I must admit, gardening is not really my thing, I do
appreciate a beautiful garden and I have seen a number of Japanese gardens in
my time, obviously without fully appreciating the abstract message being
conveyed. This novel is a contemplative one, hence the week or so since I
finished it before getting to this review. It was a slow read, only due to the
fact that I was letting it slowly sink in, as I’m sure Tan Twan Eng intended.
Set in Malaya in the mountains we have our narrator Yun Ling
Teoh returning to the gardens of the evening mist to relive her story of being
apprenticed to Nakamura Aritomo, a former gardener of the Emperor of Japan. Judge
Teoh is a former war criminals prosecutor who had spent time in a Japanese
prisoner of war camp, where her sister perished. She despises the Japanese for
those atrocities but at the same time her story of her relationship with Aritomo
and her wish of building a garden for her sister’s memory is slowly drip fed to
us. Her time working Aritomo’s garden (Yugiri) and her relationship with the
gardener and the locals is revealed slowly through the mists of her
recollections.
At each turn in the path, Aritomo
drew my attention to an arrangement of rocks, an unusual sculpture, or a stone
lantern.
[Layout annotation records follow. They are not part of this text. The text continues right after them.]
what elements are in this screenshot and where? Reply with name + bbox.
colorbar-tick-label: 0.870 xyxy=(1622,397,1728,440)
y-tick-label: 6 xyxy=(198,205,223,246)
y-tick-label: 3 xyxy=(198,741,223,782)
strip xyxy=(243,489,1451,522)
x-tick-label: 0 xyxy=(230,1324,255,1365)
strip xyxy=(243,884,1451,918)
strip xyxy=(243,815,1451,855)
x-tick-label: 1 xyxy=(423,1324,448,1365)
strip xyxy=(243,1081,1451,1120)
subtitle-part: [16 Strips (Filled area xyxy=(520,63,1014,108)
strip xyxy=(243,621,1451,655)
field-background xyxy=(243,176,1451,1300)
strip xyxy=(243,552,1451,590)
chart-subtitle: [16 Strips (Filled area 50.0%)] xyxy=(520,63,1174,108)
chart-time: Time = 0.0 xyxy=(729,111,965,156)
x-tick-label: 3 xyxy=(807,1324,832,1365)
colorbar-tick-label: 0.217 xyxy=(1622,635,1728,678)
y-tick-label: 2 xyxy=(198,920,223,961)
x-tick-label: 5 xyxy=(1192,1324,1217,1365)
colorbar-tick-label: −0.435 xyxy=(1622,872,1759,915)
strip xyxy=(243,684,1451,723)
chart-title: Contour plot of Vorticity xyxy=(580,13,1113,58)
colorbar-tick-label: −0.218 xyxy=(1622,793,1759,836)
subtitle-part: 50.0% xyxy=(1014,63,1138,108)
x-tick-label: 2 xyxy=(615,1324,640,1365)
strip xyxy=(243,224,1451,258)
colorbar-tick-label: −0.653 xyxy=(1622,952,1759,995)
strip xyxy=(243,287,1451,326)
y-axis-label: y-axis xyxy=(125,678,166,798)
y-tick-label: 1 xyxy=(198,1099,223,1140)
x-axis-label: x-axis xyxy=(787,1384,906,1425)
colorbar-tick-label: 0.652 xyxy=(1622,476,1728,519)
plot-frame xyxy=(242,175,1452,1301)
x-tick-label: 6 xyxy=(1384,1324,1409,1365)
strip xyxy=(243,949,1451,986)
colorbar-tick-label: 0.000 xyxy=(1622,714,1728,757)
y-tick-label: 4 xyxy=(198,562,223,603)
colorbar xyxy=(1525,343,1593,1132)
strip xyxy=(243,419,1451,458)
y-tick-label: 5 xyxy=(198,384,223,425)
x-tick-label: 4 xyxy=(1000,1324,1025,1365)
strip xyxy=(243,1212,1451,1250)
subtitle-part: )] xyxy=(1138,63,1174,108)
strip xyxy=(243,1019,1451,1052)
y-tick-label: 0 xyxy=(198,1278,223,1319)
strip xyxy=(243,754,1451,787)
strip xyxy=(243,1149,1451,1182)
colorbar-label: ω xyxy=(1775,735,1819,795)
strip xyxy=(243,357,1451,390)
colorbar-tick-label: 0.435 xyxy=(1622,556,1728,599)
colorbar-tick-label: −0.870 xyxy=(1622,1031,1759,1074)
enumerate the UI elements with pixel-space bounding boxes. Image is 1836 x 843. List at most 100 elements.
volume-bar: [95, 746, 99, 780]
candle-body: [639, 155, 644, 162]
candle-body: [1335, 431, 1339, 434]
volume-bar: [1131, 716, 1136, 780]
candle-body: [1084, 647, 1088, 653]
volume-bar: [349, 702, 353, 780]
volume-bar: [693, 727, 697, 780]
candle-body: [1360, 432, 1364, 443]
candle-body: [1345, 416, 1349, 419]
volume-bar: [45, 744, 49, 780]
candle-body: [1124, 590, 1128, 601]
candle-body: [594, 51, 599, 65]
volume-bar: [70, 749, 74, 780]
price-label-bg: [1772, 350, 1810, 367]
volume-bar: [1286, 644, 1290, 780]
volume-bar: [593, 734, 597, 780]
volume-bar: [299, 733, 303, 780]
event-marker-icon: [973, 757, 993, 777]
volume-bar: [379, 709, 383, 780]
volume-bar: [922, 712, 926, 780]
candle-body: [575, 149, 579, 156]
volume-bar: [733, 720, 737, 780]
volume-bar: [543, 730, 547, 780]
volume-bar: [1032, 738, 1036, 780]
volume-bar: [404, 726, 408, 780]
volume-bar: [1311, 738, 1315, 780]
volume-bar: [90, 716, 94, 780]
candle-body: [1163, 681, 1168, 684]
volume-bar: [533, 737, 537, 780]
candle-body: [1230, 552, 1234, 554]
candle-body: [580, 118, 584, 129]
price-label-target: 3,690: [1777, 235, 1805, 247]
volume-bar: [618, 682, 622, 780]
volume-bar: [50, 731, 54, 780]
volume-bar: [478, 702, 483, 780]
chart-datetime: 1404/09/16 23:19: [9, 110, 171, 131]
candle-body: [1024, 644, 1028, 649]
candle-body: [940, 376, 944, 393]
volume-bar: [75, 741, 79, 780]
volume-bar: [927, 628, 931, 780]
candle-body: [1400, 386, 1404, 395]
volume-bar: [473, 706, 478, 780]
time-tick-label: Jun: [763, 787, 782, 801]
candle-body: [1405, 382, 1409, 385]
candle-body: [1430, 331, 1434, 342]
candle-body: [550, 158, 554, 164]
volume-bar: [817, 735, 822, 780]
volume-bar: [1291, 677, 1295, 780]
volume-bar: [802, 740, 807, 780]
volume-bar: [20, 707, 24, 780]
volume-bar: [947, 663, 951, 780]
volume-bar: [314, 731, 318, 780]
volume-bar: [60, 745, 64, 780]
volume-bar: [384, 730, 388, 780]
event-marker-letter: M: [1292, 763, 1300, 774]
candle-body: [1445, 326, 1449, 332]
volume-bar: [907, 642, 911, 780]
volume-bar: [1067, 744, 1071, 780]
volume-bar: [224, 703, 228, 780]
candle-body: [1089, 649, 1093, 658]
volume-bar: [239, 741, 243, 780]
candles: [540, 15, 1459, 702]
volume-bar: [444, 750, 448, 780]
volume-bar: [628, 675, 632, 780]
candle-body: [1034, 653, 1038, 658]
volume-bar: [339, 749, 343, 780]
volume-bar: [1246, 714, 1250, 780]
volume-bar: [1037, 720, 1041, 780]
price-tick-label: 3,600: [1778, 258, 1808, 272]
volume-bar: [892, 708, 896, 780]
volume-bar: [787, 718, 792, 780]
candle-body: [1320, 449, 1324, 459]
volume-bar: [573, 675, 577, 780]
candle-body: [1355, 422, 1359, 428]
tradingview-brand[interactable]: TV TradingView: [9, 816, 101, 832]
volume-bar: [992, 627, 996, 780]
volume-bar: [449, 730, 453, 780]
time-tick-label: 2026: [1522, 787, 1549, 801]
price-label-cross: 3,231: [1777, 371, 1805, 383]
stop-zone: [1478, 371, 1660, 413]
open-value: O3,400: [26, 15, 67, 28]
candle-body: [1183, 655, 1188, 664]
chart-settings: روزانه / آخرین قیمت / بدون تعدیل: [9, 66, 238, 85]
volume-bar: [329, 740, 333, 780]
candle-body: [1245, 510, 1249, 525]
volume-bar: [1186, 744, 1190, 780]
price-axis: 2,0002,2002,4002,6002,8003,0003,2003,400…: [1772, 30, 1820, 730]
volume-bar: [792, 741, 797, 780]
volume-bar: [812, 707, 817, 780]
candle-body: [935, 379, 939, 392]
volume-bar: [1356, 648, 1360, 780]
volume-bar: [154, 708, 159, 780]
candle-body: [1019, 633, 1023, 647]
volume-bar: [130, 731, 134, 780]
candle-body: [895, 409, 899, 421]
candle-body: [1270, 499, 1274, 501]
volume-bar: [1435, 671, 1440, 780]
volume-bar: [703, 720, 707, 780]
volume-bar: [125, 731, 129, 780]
They looked as if they had been lying there on the beds of moss and
ferns for centuries. ‘These objects signal to the traveller that he is entering
another layer of his journey,’ he said. ‘They tell him to stop and gather his
thoughts, to savour the view.’
And our story unfolds in this manner, long winding passages
with detailed descriptions of leaves, or clouds and then the occasional blooming
of Judge Teoh’s story, we as readers have entered another layer of our journey.
Although you could simply follow the narrative plot here this is a multi
layered novel one that slowly encompasses “the art of setting stones” and a miniature
view of a much broader landscape. We do have tea ceremonies, Buddhist
references, raked sand to represent various elements, holes in hedges to focus
your attention and more. All sub plots to the main story by our narrator, who is losing her memory but
revealing her story to us at the same time. A story which contains local
terrorists, tea growers, tribes who harvest bat nests (for soup), kamikaze pilots
and a mystery of hidden Japanese war wealth.
Despite my fears of a CT attack,
I enjoyed living on my own again, in these mountains where the breath of trees
turned to mists, where the mists entered the clouds and fell to earth again as
rain, where the rain was absorbed by the roots deep in the earth and drawn out
as vapour again by the leaves a hundred feet above the ground. The days here
opened from beyond one set of mountains and ended behind another, and I came to
think of Yugiri as a place lodged somewhere in a crease between daybreak and
sunset.
This is a beautifully styled novel and as I mentioned before
one that I allowed to slowly sink into my conscience. Judge Teoh’s life and the
journey through war camps, through varied relationships and her attachment to
Japanese gardens as well as woodblock prints and tattoo was not a journey I
could quickly skim through. Personally I could understand frustration at a
number of reader’s hands and if Japanese gardens, meditation and slow awareness
is not your think then this would probably infuriate you no end.
Overall a very enjoyable novel which taught me a great deal
about Japanese gardening, post war Malaya as well as narrative style. A worthy
inclusion to the Booker Shortlist and a serious competitor for the Man Asia
Literary Prize – the shorlist being:
Musharraf Ali Farooqi – Between Clay and Dust
Hiromi Kawakami – The Briefcase
Orhan Pamuk – Silent House
Tan Twan Eng – The Garden of Evening Mists
Jeet Thayil – Narcopolis
One of which I have reviewed here and the others will be
forthcoming (once I’ve received or read them).